In that light, it bears mentioning that over the decades since the 1960s, when the idea that white Americans need to be guilty settled in among a contingent of Black thinkers, it seems that somehow, no matter what we say or do, white people are never guilty enough and white guilt is supposed to go on in perpetuity. Might it be that the effort to make white people any guiltier than they are is a Sisyphean effort? The dream that white people will, en masse, shed their “fragility” and embrace feeling really, really guilty is about as likely as Schoenberg’s ever being brunch music for more than a rarefied few.
We seek for enlightened white people to acknowledge that they are complicit — to use a term especially popular in recent years — in a system constructed for the benefit of whites. Note that even that word is a strategy to shake white people by the color, in that telling them they are complicit is a fresher way of saying that they should be guilty. Because many white Americans have a way of resisting feeling guilty about things racial that they know are bad but that they themselves didn’t do, using a euphemism such as “complicit” is a way of trying to make the case without eliciting those typical objections: “I’ve never discriminated against anyone”; “I didn’t own slaves.”
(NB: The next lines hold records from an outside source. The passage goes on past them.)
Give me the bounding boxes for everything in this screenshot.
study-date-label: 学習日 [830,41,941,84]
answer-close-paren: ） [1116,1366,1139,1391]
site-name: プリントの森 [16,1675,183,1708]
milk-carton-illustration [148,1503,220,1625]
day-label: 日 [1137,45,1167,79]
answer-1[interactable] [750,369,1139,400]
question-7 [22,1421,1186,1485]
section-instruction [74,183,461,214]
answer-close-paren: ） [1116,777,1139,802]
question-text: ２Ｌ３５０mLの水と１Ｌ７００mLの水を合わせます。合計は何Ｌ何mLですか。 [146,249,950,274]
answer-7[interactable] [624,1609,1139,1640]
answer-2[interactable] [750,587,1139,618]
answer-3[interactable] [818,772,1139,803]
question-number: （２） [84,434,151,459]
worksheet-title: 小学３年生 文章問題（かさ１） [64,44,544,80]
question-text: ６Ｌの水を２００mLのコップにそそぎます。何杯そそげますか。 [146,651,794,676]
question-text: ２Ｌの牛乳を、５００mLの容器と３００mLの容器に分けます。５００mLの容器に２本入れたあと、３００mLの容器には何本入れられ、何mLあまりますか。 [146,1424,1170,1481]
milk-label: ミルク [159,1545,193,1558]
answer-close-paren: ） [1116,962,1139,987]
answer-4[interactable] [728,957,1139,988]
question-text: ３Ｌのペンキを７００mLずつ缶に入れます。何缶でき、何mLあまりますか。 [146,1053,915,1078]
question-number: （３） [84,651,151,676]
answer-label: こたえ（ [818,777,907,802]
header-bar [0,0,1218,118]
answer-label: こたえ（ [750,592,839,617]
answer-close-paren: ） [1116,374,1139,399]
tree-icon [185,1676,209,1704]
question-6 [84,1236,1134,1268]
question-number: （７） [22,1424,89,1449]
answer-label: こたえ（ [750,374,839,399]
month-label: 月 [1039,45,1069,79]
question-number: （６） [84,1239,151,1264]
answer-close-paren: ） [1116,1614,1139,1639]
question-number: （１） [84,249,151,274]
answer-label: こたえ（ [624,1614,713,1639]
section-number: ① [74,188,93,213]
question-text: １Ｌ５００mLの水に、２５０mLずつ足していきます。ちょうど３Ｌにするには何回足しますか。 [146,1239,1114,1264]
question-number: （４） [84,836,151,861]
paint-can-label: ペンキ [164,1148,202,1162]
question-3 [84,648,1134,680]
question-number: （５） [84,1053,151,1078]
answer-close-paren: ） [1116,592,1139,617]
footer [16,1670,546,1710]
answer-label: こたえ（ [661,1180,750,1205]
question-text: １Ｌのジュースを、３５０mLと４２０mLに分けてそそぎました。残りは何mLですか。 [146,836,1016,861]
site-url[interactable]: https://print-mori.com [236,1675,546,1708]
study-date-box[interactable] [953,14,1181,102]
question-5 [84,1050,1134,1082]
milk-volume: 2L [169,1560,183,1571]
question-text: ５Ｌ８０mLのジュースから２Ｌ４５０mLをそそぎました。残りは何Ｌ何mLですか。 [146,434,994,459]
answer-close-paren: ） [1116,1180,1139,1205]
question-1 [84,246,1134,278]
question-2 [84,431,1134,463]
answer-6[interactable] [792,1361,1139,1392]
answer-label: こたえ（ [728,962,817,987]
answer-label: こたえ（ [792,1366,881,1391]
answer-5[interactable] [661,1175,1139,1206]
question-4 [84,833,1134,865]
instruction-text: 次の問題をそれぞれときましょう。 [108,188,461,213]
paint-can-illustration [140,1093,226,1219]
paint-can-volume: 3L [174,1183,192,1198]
But even phrased as complicity, the charge requires not just the occasional acolyte but the white populace as a whole to feel guilty about things people did not individually do, that were often done in the deep past rather than by their parents and that were done within a vast societal system, the operations of which even experts disagree on. That’s a lot. Recall also that most human beings are not, and will never be, dedicatedly history-minded — we live in the present.
What’s more, I don’t completely trust white guilt. It lends itself too easily to virtue signaling, which overlaps only partially, and sometimes not at all, with helping people. I recall a brilliant, accomplished, kind white academic of a certain age who genially told me — after I published my first book on race, “Losing the Race: Self-Sabotage in Black America,” two decades ago — “John, I get what you mean, but I reserve my right to be guilty.” I got what he meant, too, and did not take it ill. But still, note that word “right.” Feeling guilty lent him something personally fulfilling and signaled that he was one of the good guys without obligating him further. The problem is that one can harbor that feeling while not actually doing anything to bring about change on the ground.
So, I’m with Secretary Rice. Especially because people can actively foster change without harboring (or performing?) a sense of personal guilt for America’s history. Black America likely will not overcome without some white assistance. But I’m not convinced that the way this happens is with white people’s cheeks burning in shame over their complicity. Maybe they can just help.